Так я и поступаю в моих лекциях, - называю оба племени одним западно-русским народом и в тех случаях, когда идет вопрос не о национальных особенностях, не отрываю от этого народа и литвинов, потому что сами они в таких случаях не отрывались от русских западной России, а действовали с ними заодно.
Мы здесь опять находимся в затруднении понять, каким образом упущены г. Костомаровым эти общеизвестные и наглядные явления, и чувствуем опять сильное искушение разгадать эту странность. Происходит она и здесь не от недостатка знания дела у г. Костомарова, а от преобладания в нем чувства, от нерасположения к Белоруссии, которая действительно имеет удивительное свойство мешать всем прихотливым воззрениям. Отнеситесь к Белоруссии с надлежащим вниманием, изучите ее надлежащим образом, и окажутся самые неприятные вещи для людей с воззрениями г. Костомарова. Тогда окажется, что это -древнейшее племя, которого и происхождение, и государственность покрыты мраком древности.
Но положим туман, так туман; ничего не видно, так можно и не смотреть. Но начните смотреть на нее хоть с того времени, когда многое ясно видно, например, со времени татарского ига. Вы тогда увидите, что и государственность, и общественность здесь развитее, чем в Малороссии. Западно-русское законодательство, литература, братства развертывают здесь прежде всего и показывают свою силу. Малороссия представляется вам иною страной до самого начала ХVII столетия. Мы указываем на эти факты вовсе не для того, чтобы раскрыть какие-либо счеты одного над другим. Счетов этих не было.
Они созданы в самое последнее время, - в то время, когда существенные задачи Малороссии, вопиющие ее требования, упущены из виду и все сосредоточено около малороссийской мовы (речи), мовы прекрасной и достойной всякого уважения в устах народа и в его естественных произведениях, но самой безобразной и злополучной для всей западной России, как мовы науки, как мовы, которую стараются создать и самым деспотичным образом и с забвением всех общих интересов западной России.
Понятно, надеемся, после этого, почему г.
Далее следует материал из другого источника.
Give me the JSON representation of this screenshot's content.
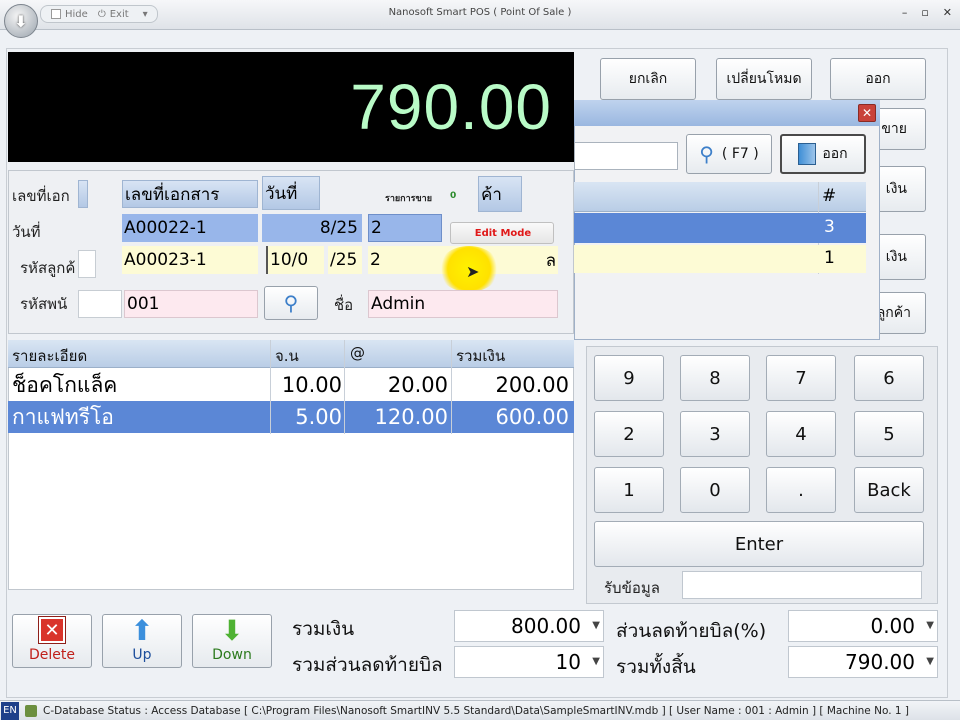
{
  "window": {
    "title": "Nanosoft Smart POS  ( Point Of Sale )",
    "qat_hide": "Hide",
    "qat_exit": "Exit"
  },
  "display": {
    "total": "790.00"
  },
  "top_buttons": {
    "cancel": "ยกเลิก",
    "change_mode": "เปลี่ยนโหมด",
    "exit": "ออก",
    "partial_1": "ขาย",
    "partial_2": "เงิน",
    "partial_3": "เงิน",
    "partial_4": "ลูกค้า"
  },
  "popup": {
    "f7_label": "( F7 )",
    "exit_label": "ออก",
    "col_hash": "#",
    "row1_num": "3",
    "row2_num": "1"
  },
  "form": {
    "doc_no_label": "เลขที่เอก",
    "date_label": "วันที่",
    "customer_label": "รหัสลูกค้",
    "employee_label": "รหัสพนั",
    "doc_no_header": "เลขที่เอกสาร",
    "date_header": "วันที่",
    "sale_items_label": "รายการขาย",
    "sale_items_count": "0",
    "customer_header": "ค้า",
    "row1_doc": "A00022-1",
    "row1_date": "8/25",
    "row1_extra": "2",
    "edit_mode": "Edit Mode",
    "row2_doc": "A00023-1",
    "row2_date": "10/0",
    "row2_date2": "/25",
    "row2_extra": "2",
    "row2_tail": "ล",
    "employee_code": "001",
    "name_label": "ชื่อ",
    "name_value": "Admin"
  },
  "grid": {
    "headers": [
      "รายละเอียด",
      "จ.น",
      "@",
      "รวมเงิน"
    ],
    "rows": [
      {
        "name": "ช็อคโกแล็ค",
        "qty": "10.00",
        "price": "20.00",
        "total": "200.00"
      },
      {
        "name": "กาแฟทรีโอ",
        "qty": "5.00",
        "price": "120.00",
        "total": "600.00"
      }
    ]
  },
  "keypad": {
    "keys": [
      "9",
      "8",
      "7",
      "6",
      "2",
      "3",
      "4",
      "5",
      "1",
      "0",
      ".",
      "Back"
    ],
    "enter": "Enter",
    "input_label": "รับข้อมูล"
  },
  "actions": {
    "delete": "Delete",
    "up": "Up",
    "down": "Down"
  },
  "summary": {
    "subtotal_label": "รวมเงิน",
    "subtotal_value": "800.00",
    "bill_discount_pct_label": "ส่วนลดท้ายบิล(%)",
    "bill_discount_pct_value": "0.00",
    "bill_discount_label": "รวมส่วนลดท้ายบิล",
    "bill_discount_value": "10",
    "grand_total_label": "รวมทั้งสิ้น",
    "grand_total_value": "790.00"
  },
  "status": {
    "lang": "EN",
    "text": "C-Database Status : Access Database [ C:\\Program Files\\Nanosoft SmartINV 5.5 Standard\\Data\\SampleSmartINV.mdb ]  [ User Name : 001 : Admin ] [ Machine No. 1 ]"
  },
  "colors": {
    "display_bg": "#000000",
    "display_fg": "#b9fbc7",
    "selection": "#5b87d6",
    "delete_red": "#d9342b",
    "up_blue": "#3b8fdc",
    "down_green": "#4fb233"
  }
}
Костомаров недолюбливает памятников белорусского происхождения. Они колгот глаза его своим общим взглядом на всю русскую часть западной России, как на страну одного народа, прибавляя даже к нему чаще всего и литовский народ по общим государственным и общественным вопросам. Они колют глаза, самым языком своим, не дающим никакой возможности представлять его местною мовою.
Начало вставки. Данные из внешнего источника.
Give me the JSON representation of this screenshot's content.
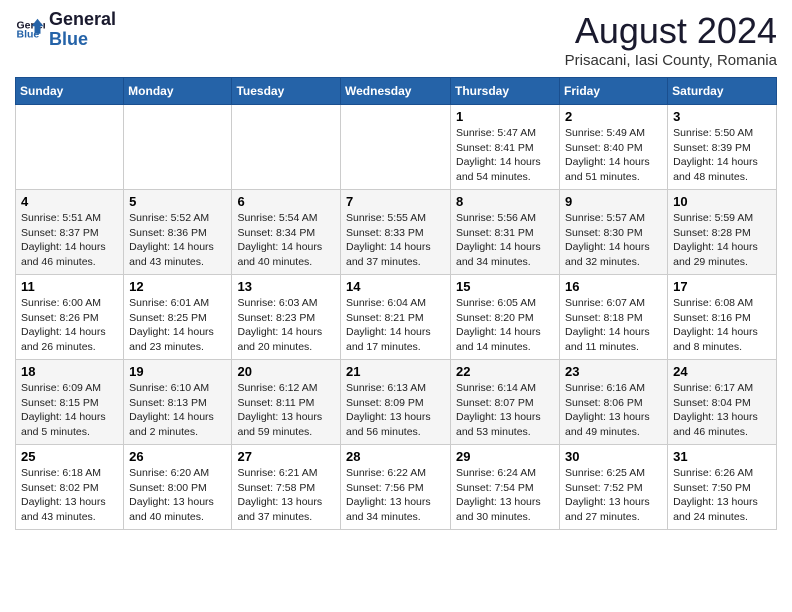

Г. Костомаров отталкивает от себя этот неприятный для него западно-русский язык этих памятников, решительным ударом, что это польско-русский язык. Мы точно видим здесь перед собою появление фаланги польских ученых времен Виленского университета, которые истощились в усилиях найти объединение западной России с Польшей, и возвели, между прочим, западно-русский язык на степень польско-русского. Отсюда само собою следовало, что не только книжный язык западной России - польско-русский, но и оба наречия западной России - малороссийское и белорусское £ тоже польско-русские наречия. Отсюда далее теория всяких уний западной России с Польшей; отсюда теория о единстве русинских племен с Польшей и об отдельности их от российского народа, а отсюда далее знаменитая теория Духинского. Г. Костомаров, без сомнения, готов осудить нас здесь за необузданность выводов. Мы напротив думаем, что страдаем здесь излишнею скромностью и в одном нарушаем ее: не смотря на нашу относительную молодость, в сравнении с г. Костомаровым, позволим себе спросить его: дает ли он себе надлежащий отчет в своей ученой теории и ее выводах?
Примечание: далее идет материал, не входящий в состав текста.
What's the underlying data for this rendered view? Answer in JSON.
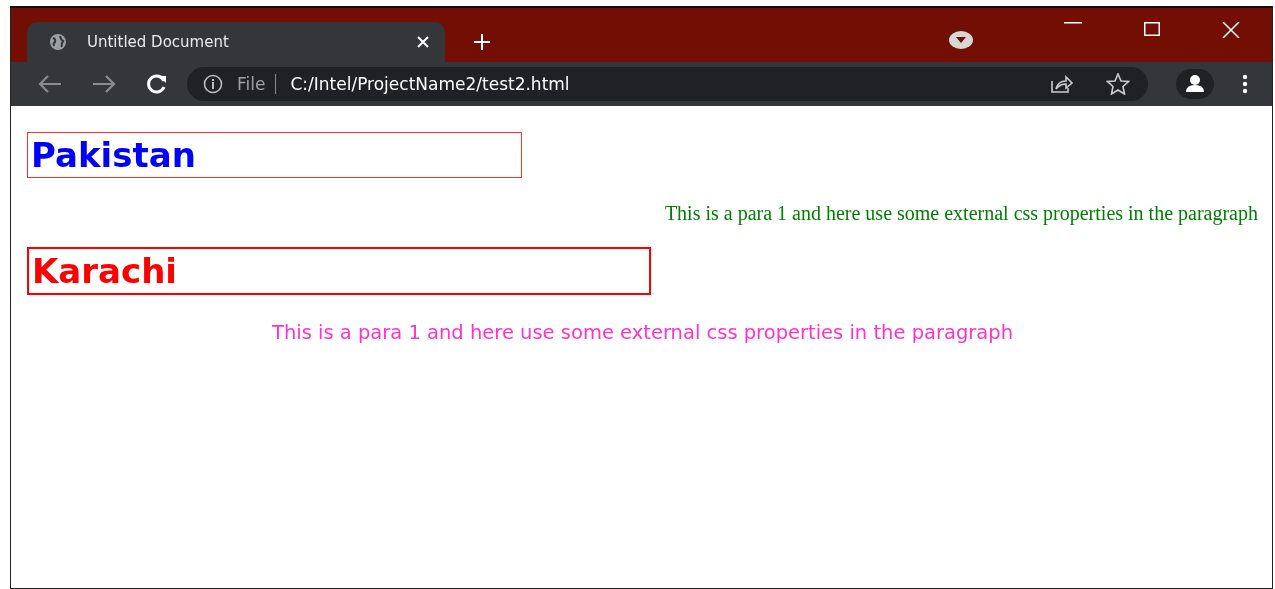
{
  "tabs": [
    {
      "title": "Untitled Document",
      "selected": true
    }
  ],
  "address_bar": {
    "scheme": "File",
    "url": "C:/Intel/ProjectName2/test2.html"
  },
  "content": [
    {
      "kind": "heading",
      "text": "Pakistan",
      "color": "#0000ff"
    },
    {
      "kind": "paragraph-right",
      "text": "This is a para 1 and here use some external css properties in the paragraph",
      "color": "#008000"
    },
    {
      "kind": "heading-bold-frame",
      "text": "Karachi",
      "color": "#ff0000"
    },
    {
      "kind": "paragraph-center",
      "text": "This is a para 1 and here use some external css properties in the paragraph",
      "color": "#ff33cc"
    }
  ]
}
Раскрывая полонизм западно-русских исторических памятников, г. Костомаров находит, что содержание их взято из польских писателей, Стрыйковского (5) и других, чем доказывается неоспоримо их позднейшее происхождение и негодность. Странное дело, историки польского типа, как например Нарбут (6), находят наоборот, что Стрыйковский и его братья заимствовали свои сведения из этих западно-русских летописей. Дело тут, впрочем, не в полонизме Нарбута, а в том, что он действительно вдумывался в те и другие источники, сличал их серьезно, без предубеждений, потому и пришел к заключению, противоположному мнению г. Костомарова, очевидно, не изучавшему внимательно западно-русских летописных сказаний. Я, конечно, не отвергаю, что иные из этих сказаний наполнены польскими баснями, но это не может быть отнесено ко всем им и ко всему их содержанию.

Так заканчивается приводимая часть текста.